Janakpur, Nepal: Shrubs spring up around a rusted train engine in southeast Nepal, with carriages propped up on bricks and tall grass growing over abandoned wheels, offering mute testimony to years of neglect suffered by an abandoned railway line.
First built as a cargo line to carry wood from Nepal to India in 1937, it was once the lifeblood of the community in Janakpur, running 29 km (18 miles) from Jainagar in India’s neighbouring eastern state of Bihar.
The train service, which eventually became a cheap way for travellers to cross the international border, closed in January 2014 for a $100-million project to upgrade the colonial-era narrow rail track into a broad-gauge line.
Now the only sign of life is laughing children, who chase each other through the disintegrating carriages, climbing on rusting benches and tumbling over one another.
But the closure hit Janakpur hard, with close to 130 railway employees losing their jobs, said Tula Bahadur Dangi, acting general manager of Nepal Railway Corporation, who has worked for the company for 18 years.

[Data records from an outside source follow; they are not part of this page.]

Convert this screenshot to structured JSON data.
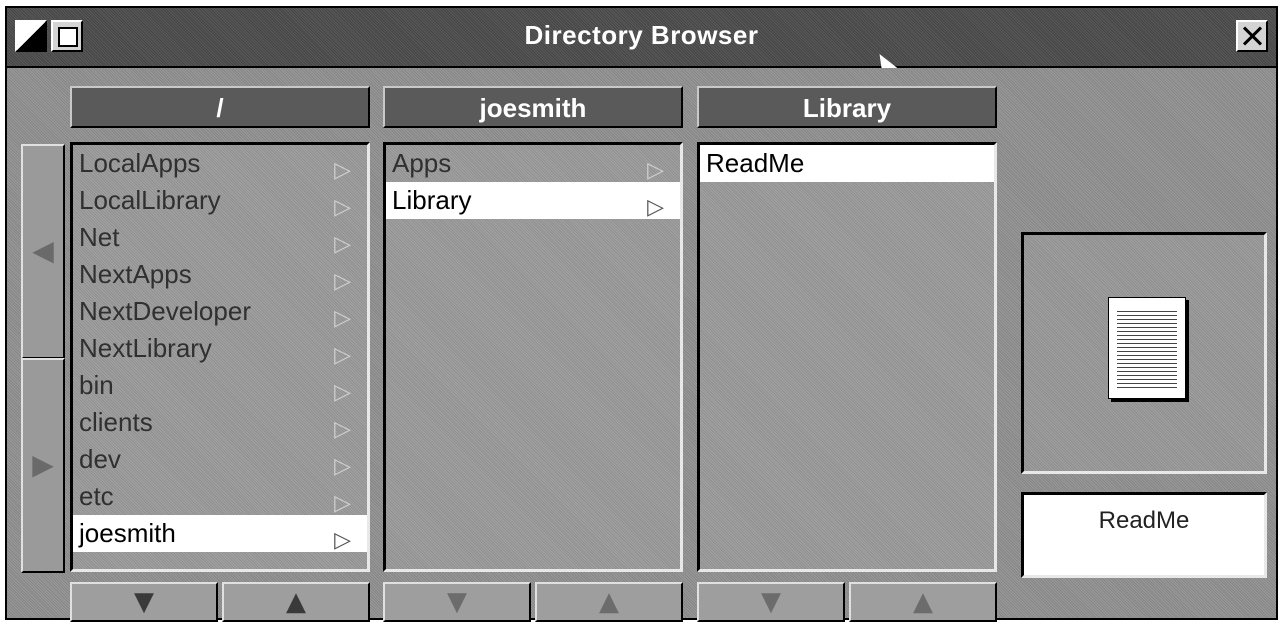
{
  "window": {
    "title": "Directory Browser"
  },
  "columns": [
    {
      "header": "/",
      "items": [
        {
          "label": "LocalApps",
          "selected": false
        },
        {
          "label": "LocalLibrary",
          "selected": false
        },
        {
          "label": "Net",
          "selected": false
        },
        {
          "label": "NextApps",
          "selected": false
        },
        {
          "label": "NextDeveloper",
          "selected": false
        },
        {
          "label": "NextLibrary",
          "selected": false
        },
        {
          "label": "bin",
          "selected": false
        },
        {
          "label": "clients",
          "selected": false
        },
        {
          "label": "dev",
          "selected": false
        },
        {
          "label": "etc",
          "selected": false
        },
        {
          "label": "joesmith",
          "selected": true
        }
      ]
    },
    {
      "header": "joesmith",
      "items": [
        {
          "label": "Apps",
          "selected": false
        },
        {
          "label": "Library",
          "selected": true
        }
      ]
    },
    {
      "header": "Library",
      "items": [
        {
          "label": "ReadMe",
          "selected": true,
          "leaf": true
        }
      ]
    }
  ],
  "glyphs": {
    "branch": "▷",
    "scroll_down": "▼",
    "scroll_up": "▲",
    "scroll_left": "◀",
    "scroll_right": "▶"
  },
  "preview": {
    "filename": "ReadMe",
    "icon": "document-icon"
  }
}
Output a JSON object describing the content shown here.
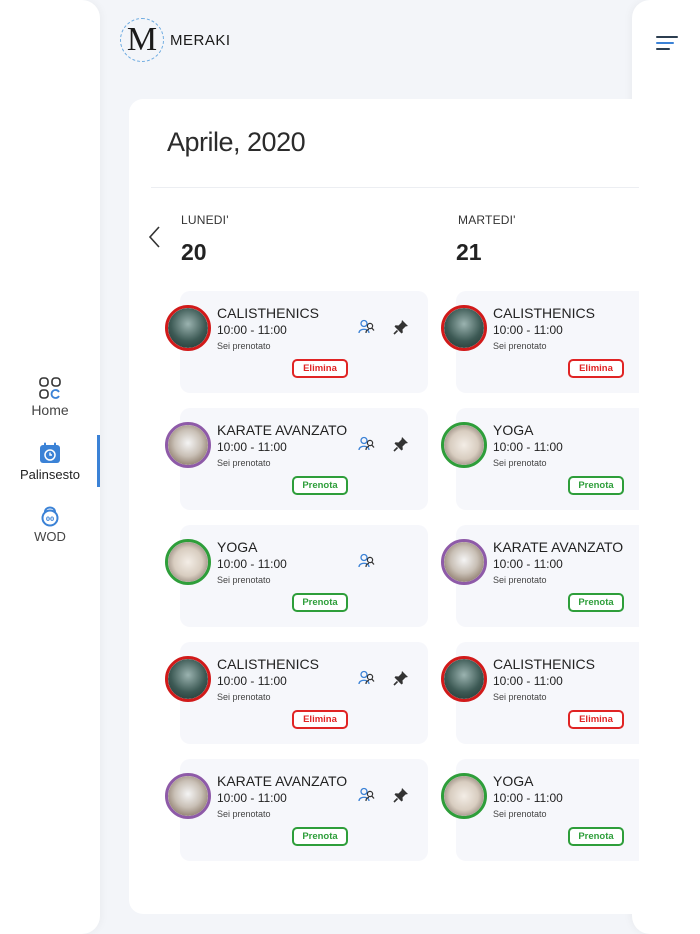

Travellers have been forced to use buses instead, paying three times the price of a train ticket for a journey four times as long, which is complicated further during the monsoon rains that make the roads muddy.
Other trades dependent on the railway have also suffered.
“There is no business now, compared to when there was a train,” lamented Rajendra Kushwaha, who ran a bookstall at Janakpur railway station for 45 years.
The revamp of the railway, set to be completed next March, presents clear signs of renewal and the improvements to come.
Construction is nearly 80 percent complete, with bridges and a total of 14 stations built along the route, where land has been levelled for the laying of track to extend the line northwards a distance of 69 km (43 miles).
The expansion will create 350 jobs, Dangi said, complete with plans for a museum to showcase the old German-made abandoned carriages and engines.
The expanded route would also make it easier for tourists to visit the Ram Janaki temple, a UNESCO World Heritage site that devout Hindus believe to be the birthplace of the goddess Sita.
Completion can’t come quickly enough for Rafid Kabadi, who drove trains on the old line for 25 years, the third generation of his family in the job.
“I am sad the train stopped, but happy the new one is coming,” he said, standing before a rusted carriage with his grandson.